Die Polizei in der Region Reutlingen meldet mehrere Verkehrsunfälle und Straftaten aus dem Mittwochmorgen. Ein 63-jähriger Radfahrer wurde schwer verletzt, eine Frau körperlich angegriffen und in einer Autowerkstatt entstand ein Sachschaden von etwa 30.000 Euro.
Auf der Bismarckstraße in Reutlingen verlor ein 63 Jahre alter Pedelec-Fahrer gegen 5.50 Uhr die Kontrolle über sein Fahrrad. Grund waren das lose Laub und Graupelhäufungen, die das kurz zuvor niedergegangene Unwetter hinterlassen hatte. Der Mann stürzte und verletzte sich schwer. Der Rettungsdienst brachte ihn ins Krankenhaus. An seinem Pedelec entstanden Schäden in Höhe von etwa 200 Euro.
Ein deutlich brutalerer Vorfall ereignete sich um 8.15 Uhr in der Beutterstraße, ebenfalls in Reutlingen. Eine 28-jährige Frau wollte ihr Auto einsteigen, das in der Beutterstraße geparkt war. Ein Unbekannter folgte ihr von der nahegelegenen Bushaltestelle in der Gartenstraße und griff sie körperlich an. Er drückte die Frau gegen ihr Fahrzeug. Die Geschädigte wehrte sich und verletzte sich dabei leicht. Der Angreifer ließ von ihr ab und ging zurück in Richtung Gartenstraße.

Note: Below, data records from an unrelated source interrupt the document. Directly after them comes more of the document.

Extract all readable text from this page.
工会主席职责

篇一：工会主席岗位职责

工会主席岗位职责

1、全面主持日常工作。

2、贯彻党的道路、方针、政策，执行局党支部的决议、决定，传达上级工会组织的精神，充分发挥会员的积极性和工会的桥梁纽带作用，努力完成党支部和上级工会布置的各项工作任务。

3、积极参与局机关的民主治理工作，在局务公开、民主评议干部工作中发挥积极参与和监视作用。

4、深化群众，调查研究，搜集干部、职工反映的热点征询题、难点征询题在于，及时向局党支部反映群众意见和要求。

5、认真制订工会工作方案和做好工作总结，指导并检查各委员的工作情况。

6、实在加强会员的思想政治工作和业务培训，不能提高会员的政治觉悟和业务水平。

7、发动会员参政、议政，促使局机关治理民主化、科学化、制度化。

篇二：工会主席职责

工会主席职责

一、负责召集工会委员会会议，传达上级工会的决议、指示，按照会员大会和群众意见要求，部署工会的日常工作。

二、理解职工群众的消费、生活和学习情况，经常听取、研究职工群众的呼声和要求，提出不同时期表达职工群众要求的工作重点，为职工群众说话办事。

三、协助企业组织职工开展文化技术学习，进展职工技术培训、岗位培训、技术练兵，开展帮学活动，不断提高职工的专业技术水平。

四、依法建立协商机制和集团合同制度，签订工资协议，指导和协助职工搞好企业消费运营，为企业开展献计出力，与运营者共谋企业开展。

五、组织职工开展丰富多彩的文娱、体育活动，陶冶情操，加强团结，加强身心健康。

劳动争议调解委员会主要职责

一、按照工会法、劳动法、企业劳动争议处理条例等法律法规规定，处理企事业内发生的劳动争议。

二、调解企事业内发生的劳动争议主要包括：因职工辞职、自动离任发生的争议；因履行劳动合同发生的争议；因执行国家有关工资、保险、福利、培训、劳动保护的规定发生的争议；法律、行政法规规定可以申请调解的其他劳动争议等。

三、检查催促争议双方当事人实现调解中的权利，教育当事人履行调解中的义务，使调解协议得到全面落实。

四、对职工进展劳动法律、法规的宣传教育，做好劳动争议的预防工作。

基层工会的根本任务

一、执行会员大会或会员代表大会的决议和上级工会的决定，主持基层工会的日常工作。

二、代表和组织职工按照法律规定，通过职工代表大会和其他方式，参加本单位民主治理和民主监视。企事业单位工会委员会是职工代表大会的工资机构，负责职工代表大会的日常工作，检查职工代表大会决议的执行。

Laut Polizeibeschreibung ist der Gesuchte etwa 170 Zentimeter groß und circa 16 bis 18 Jahre alt. Er hat dunkelblonde, kurze Haare, ist schlank und trug bei der Tat ein hellblaues T-Shirt. Möglicherweise hatte er einen Rucksack dabei. Die Polizei sucht Zeugen, die die Tat beobachtet haben oder denen der Gesuchte an der Bushaltestelle in der Gartenstraße aufgefallen ist. Sie werden gebeten, sich unter der Telefonnummer 07121/942-3333 beim Polizeirevier Reutlingen zu melden.
In Filderstadt-Bernhausen kam es in einer Autowerkstatt zu einem Brand. Ein Zeuge fand sein Geschäft in der Felix-Wankel-Straße kurz nach 6.30 Uhr völlig verraucht vor und rief die Einsatzkräfte. Es stellte sich heraus, dass ein 45-jähriger Mitarbeiter in der Nacht bei Flex- beziehungsweise Schweißarbeiten an einem Auto einen Brand ausgelöst hatte. Der Mann hatte das Feuer offenbar bereits Stunden zuvor gelöscht, ohne die Feuerwehr zu verständigen. Der Rettungsdienst brachte ihn wegen des Verdachts auf Rauchgasvergiftung ins Krankenhaus. Der Sachschaden an dem Pkw und in der Werkstatt beläuft sich auf etwa 30.000 Euro. Das Ausmaß der Beschädigungen durch Rußablagerungen im Geschäft kann noch nicht beziffert werden.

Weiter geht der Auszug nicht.